Section Find guide RNA contains two new tables containing a list of modified bases in human 18S and 28S rRNAs with the corresponding guide snoRNAs. Mapped modifications without known snoRNA guide are included, as well as in the Find guide RNA sequences.
March 2007:
Thanks to the HUGO Gene Nomenclature Committee, all human snoRNAs have now approved names and symbols, and RefSeq IDs. In agreement with experts in the field, the list and names of snoRNAs of the HBII-52 and HBII-85 (SNORD115@ and SNORD116@) clusters have been revisited. The SNORD115@ cluster is composed of 42 snoRNAs numbered 1-48 following their chromosome order. Numbers 22, 27, 28, 45, 46 and 47 were left unassigned. These correspond to divergent cluster members that might not be processed as stable snoRNAs. The SNORD116@ cluster is composed of 29 members numbered 1-29 following their chromosome order.
July 2006: You can now perform a Blastn search against the human sno/scaRNAs from snoRNABase.
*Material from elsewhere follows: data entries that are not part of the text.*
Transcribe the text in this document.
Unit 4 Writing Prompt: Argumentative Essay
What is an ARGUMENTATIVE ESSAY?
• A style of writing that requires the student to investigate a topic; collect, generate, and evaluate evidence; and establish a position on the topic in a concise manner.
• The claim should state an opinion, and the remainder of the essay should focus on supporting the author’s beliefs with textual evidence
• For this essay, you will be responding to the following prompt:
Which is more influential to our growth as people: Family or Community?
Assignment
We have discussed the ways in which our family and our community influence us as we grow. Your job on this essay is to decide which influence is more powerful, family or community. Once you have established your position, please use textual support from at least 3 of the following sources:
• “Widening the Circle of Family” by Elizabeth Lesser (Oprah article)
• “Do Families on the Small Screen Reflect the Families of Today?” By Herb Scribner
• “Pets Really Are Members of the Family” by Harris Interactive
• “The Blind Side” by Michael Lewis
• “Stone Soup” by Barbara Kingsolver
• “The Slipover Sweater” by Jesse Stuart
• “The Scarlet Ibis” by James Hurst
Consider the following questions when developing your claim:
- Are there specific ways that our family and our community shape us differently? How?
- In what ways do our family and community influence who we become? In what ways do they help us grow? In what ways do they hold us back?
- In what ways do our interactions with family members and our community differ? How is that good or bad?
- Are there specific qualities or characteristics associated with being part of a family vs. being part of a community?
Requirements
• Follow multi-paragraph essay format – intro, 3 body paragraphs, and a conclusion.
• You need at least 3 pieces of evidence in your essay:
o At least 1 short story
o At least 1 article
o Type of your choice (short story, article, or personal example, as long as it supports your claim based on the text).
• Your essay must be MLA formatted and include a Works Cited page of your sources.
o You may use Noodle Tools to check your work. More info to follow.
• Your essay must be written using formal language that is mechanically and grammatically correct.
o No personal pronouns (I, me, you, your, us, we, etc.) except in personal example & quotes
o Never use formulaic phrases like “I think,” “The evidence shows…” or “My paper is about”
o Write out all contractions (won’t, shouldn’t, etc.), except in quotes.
May 2006: Links to the UCSC Genome Browser are for the March 2006 (hg 18, NCBI Build 36.1) human reference sequence.
January 2006: Phylogenic aligments are now available for scaRNAs.
December 2005: We are progressively adding to each snoRNA page a phylogenic alignment of putative orthologues in vertebrates (and yeast for some of them). For the moment, this has been performed only for C/D box snoRNAs of the HBII series with identified targets.
Note that the alignments have been extended to include the inverted sequences that bracket the snoRNA gene. They might thus not correspond to the actual 5 and 3 ends of the mature snoRNA. In addition, it has not been systematically verified if the putative snoRNA orthologues reside in the orthologous host gene.
We thank Hiram Clawson (Genome Bioinformatics Group of UC Santa Cruz) for providing us with an alignment of 17 vertebrate genomes.
October 2005: This site is featured in: NetWatch - Science 310:27 (2005) [doi: 10.1126/science.310.5745.27d]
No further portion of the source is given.